According to industry sources on the 14th, ISS (Institutional Shareholder Service) and Glass Lewis, have thrown their weight behind the merger of SK Innovation and SK E&S, garnering support from shareholders and investors. This backing is anticipated to propel the scheduled merger on the 27th to greater heights. ISS, the foremost global proxy advisory agency serving over 90% of institutional investors globally, and Glass Lewis, have both expressed support for the merger in their recent reports, citing expectations of enhanced financial stability, creation of business synergies, and mitigation of uncertainties in the global business environment.

These two global proxy advisory firms evaluated that the merger would help create a stable earnings structure, strengthen the financial structure, and build a portfolio encompassing current and future energy, thus deeming the merger's purpose, and expected effects sufficient.

In particular, the two agencies commented on the fairness of the merger ratio and the fairness of the company valuation, stating that legal requirements were followed, and the company valuation was fair.

Specifically, Glass Lewis pointed out that as the market value of SK Innovation has been traded at a significantly lower price compared to its asset value since 2022, using the market value in this merger would properly reflect SK Innovation's corporate value.

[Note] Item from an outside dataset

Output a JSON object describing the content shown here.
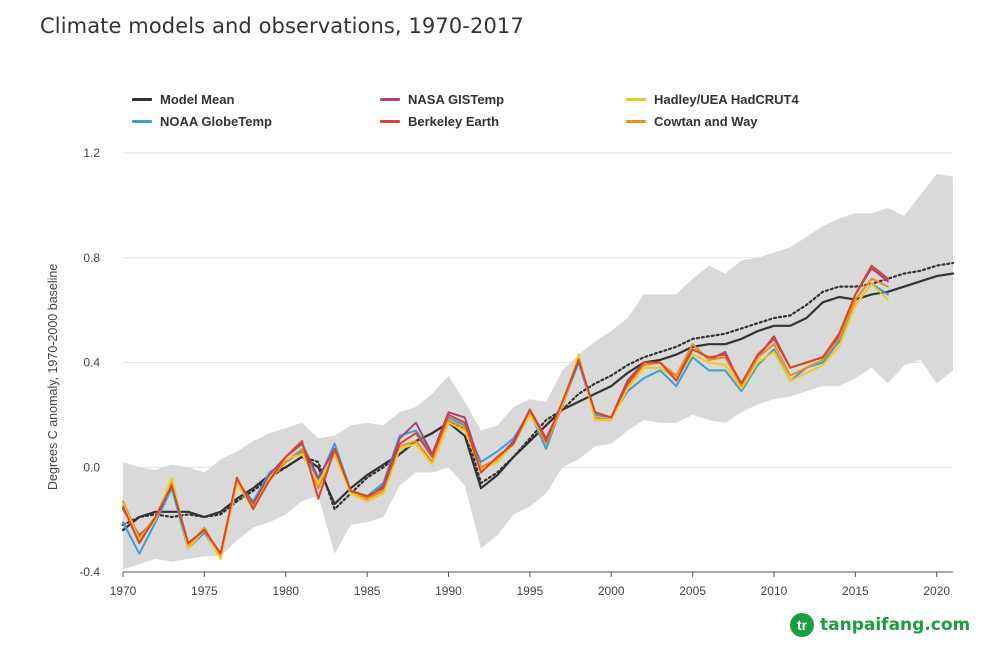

It also suggested that if the merger ratio had been calculated based on SK Innovation's book value, the merger might not have been approved due to objections from the counterparty.

ISS explained that considering the level at which similar domestic industries are evaluated in the market, the corporate value of SK E&S is sufficiently justifiable. Moreover, it stated that the fair evaluation of the corporate value had reasons such as being able to directly benefit from the perspective of earnings per share through the merger with SK E&S.

Glass Lewis also expressed its belief that the merger between the two companies would enhance the profitability of the SK Innovation group and strengthen its financial stability, even amid the uncertainties in the rapidly evolving global business environment and the energy transition process. As evidence, it cited the recent upward revision by S&P Global, which adjusted SK Innovation's credit rating and outlook from "Stable (BB+)" to "BB+ Credit Watch Positive" since the announcement of the merger.

Additionally, Glass Lewis added that concerns about the issue of SK E&S's Redeemable Convertible Preference Shares (RCPS) have been sufficiently addressed. It pointed out that the recent changes in the RCPS terms were not made with immediate redemption intentions and that the method of future redemption (in kind or in cash) also reasonably takes place according to board decisions.